2. It should respect rather than override state privacy protection laws. Ultimately, the decision on sharing medical records should rest with the patient. States may properly choose somewhat different levels of protection and enforcement. There is no justification for the national government to eliminate such differences, especially by reducing privacy guarantees.

3. It should rely on "opt in" rather than "opt out" or especially "no choice." That is, patients, doctors, nurses, and others should be left to decide whether or not to cooperate with federal efforts. The benefit of uniformity does not override the importance of liberty. Many people will be naturally reluctant to risk their medical privacy even when national officials appear to be well-intentioned and national efforts look well-designed. But respecting such suspicions is the essence of a free society. Public officials always have seemingly "good" reasons for violating people's liberty. Attempts to override patient privacy rights are no different.

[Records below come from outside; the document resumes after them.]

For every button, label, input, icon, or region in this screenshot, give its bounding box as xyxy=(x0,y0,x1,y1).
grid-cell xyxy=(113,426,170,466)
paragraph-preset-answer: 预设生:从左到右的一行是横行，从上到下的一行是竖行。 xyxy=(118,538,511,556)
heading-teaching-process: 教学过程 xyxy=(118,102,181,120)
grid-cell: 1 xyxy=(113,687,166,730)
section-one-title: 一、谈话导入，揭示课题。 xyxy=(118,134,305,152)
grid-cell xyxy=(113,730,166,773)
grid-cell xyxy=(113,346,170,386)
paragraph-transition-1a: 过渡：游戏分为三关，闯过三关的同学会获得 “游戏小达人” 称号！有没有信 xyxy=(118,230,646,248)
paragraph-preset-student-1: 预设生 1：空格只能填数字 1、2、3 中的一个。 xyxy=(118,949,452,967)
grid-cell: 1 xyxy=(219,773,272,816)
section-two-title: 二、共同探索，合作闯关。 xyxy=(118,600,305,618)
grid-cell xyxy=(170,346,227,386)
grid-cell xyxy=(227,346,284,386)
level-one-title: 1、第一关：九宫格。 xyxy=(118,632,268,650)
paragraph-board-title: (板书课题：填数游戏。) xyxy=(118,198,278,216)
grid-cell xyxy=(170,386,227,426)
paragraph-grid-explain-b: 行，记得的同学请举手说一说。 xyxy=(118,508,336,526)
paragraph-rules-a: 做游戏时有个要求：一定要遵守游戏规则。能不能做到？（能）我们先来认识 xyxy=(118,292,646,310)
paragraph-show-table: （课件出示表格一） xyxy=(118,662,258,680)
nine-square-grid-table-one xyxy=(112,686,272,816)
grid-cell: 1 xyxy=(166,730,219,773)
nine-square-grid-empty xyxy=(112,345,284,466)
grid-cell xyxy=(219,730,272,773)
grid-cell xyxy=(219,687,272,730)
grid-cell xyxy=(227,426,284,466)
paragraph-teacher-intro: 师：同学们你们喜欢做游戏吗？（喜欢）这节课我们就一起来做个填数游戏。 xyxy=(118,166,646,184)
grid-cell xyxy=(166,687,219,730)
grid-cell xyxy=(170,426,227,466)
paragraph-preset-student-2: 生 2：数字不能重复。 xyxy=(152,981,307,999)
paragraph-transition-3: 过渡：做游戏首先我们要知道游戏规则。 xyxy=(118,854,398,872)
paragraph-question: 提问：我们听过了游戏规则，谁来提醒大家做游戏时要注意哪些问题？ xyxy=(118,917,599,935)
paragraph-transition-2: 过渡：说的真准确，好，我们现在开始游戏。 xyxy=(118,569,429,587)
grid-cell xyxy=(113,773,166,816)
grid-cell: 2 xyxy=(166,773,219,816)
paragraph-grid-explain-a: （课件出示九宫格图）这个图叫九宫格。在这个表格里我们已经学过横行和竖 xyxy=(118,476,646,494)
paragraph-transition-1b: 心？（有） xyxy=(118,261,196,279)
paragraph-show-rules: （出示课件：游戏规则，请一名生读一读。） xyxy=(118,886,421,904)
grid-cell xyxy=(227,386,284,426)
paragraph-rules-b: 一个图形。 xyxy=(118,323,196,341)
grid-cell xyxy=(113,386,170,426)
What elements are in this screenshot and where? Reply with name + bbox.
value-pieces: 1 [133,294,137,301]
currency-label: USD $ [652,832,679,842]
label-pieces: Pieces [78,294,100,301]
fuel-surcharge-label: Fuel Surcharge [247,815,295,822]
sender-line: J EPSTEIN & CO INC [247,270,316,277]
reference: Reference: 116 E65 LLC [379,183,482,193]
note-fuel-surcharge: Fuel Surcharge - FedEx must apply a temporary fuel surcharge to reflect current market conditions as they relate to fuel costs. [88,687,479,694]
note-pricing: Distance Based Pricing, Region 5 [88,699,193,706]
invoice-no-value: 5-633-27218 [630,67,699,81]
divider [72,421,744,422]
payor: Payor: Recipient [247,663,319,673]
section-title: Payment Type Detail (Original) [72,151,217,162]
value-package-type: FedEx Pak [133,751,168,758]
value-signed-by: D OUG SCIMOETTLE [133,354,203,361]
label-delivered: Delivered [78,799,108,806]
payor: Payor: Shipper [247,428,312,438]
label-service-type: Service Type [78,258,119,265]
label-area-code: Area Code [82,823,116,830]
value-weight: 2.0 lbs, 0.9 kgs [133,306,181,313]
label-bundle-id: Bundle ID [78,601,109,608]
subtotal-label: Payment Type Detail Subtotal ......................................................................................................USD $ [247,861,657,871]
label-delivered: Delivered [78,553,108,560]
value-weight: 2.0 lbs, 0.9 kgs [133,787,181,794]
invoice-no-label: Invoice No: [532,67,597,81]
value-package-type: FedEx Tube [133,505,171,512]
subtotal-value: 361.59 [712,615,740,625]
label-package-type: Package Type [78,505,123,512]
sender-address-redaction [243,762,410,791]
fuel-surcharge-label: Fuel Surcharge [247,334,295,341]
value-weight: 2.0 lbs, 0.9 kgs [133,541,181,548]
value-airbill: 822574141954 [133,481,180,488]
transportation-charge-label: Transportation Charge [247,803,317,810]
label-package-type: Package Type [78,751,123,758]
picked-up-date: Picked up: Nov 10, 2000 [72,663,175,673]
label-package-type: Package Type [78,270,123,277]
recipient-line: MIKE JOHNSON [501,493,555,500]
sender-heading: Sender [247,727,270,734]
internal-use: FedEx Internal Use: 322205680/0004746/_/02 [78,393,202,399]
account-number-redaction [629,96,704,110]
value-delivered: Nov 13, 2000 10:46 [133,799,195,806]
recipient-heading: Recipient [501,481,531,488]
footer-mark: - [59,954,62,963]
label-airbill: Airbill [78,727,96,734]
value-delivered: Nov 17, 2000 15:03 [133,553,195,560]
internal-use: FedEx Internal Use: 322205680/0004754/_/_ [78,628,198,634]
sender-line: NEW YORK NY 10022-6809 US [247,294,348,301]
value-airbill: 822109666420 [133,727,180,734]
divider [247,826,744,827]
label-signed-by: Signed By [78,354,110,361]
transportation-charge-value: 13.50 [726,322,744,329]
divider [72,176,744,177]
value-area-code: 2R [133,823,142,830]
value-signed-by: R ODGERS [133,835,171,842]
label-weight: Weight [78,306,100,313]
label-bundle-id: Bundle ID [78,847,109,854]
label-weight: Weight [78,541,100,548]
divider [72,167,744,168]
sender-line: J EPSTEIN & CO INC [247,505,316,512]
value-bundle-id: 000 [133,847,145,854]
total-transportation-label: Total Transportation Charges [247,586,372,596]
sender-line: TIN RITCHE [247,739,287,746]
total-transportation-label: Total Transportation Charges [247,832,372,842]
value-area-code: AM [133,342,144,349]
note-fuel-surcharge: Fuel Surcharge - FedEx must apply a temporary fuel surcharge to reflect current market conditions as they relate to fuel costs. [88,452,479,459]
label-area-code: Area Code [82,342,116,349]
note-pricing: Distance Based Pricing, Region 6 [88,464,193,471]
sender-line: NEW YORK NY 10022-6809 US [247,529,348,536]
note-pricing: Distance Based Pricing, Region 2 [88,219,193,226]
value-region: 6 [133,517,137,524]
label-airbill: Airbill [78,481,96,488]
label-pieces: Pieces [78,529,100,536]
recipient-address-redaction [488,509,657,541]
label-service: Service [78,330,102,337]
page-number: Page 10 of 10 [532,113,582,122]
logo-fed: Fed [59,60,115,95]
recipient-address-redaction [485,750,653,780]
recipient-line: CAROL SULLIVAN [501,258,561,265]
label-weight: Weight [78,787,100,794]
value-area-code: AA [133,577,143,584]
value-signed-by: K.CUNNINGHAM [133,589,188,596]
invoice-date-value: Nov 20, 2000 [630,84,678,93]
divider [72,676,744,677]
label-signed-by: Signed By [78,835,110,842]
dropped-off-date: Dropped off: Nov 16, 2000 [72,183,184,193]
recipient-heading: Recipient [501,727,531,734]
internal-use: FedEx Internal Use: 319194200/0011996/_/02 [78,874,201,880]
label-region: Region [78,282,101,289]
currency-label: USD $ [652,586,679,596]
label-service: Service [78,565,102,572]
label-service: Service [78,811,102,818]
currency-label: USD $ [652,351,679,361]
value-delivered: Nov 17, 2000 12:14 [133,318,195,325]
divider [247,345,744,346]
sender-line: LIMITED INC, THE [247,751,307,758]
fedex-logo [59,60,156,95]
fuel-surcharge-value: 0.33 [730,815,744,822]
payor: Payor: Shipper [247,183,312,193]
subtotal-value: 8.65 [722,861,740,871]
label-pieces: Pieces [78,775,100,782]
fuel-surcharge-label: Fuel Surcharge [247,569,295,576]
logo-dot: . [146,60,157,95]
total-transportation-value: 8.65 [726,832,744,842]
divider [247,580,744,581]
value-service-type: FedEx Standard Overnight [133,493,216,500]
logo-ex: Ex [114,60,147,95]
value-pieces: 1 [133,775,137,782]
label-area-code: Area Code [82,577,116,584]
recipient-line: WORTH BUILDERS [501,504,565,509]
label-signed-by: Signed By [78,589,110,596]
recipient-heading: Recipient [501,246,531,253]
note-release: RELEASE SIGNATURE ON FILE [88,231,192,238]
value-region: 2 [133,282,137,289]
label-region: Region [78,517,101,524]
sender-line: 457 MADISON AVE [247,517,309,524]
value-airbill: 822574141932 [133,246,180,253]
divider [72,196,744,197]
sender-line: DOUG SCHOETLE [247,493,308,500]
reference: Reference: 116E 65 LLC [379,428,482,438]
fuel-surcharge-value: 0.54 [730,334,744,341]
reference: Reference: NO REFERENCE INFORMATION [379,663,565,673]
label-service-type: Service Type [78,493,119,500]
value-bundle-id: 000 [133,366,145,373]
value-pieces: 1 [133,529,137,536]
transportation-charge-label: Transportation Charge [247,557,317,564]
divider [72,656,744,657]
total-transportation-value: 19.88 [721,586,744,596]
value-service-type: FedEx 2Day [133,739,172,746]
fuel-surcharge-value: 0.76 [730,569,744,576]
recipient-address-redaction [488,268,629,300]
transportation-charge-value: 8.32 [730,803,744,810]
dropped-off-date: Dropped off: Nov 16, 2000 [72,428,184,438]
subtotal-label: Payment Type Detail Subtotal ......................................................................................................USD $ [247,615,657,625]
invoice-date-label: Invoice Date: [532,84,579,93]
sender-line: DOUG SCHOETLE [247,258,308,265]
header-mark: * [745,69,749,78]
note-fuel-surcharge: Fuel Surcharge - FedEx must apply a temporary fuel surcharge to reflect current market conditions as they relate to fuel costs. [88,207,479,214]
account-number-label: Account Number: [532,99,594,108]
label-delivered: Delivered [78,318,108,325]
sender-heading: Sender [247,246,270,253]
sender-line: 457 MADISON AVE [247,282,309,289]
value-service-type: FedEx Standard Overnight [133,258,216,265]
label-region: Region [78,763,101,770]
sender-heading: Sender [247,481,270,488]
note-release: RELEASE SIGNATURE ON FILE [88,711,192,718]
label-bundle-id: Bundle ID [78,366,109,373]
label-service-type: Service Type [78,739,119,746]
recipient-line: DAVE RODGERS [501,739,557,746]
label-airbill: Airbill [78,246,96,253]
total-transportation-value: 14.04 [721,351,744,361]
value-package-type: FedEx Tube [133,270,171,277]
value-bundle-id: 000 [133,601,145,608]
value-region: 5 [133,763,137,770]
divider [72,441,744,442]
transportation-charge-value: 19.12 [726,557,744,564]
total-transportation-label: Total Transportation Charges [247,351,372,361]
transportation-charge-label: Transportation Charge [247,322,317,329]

If the right to privacy means anything, it should ensure that Americans control access to their health information. The benefits of computerizing and sharing information are real. But so are people's fears that simplified access to those newly convenient records will be abused. Congress will fail in its most basic duty to protect people's personal liberties if it approves H.R. 4157.

Michael D. Ostrolenk is a member of the AAPS government affairs team in Washington, D.C.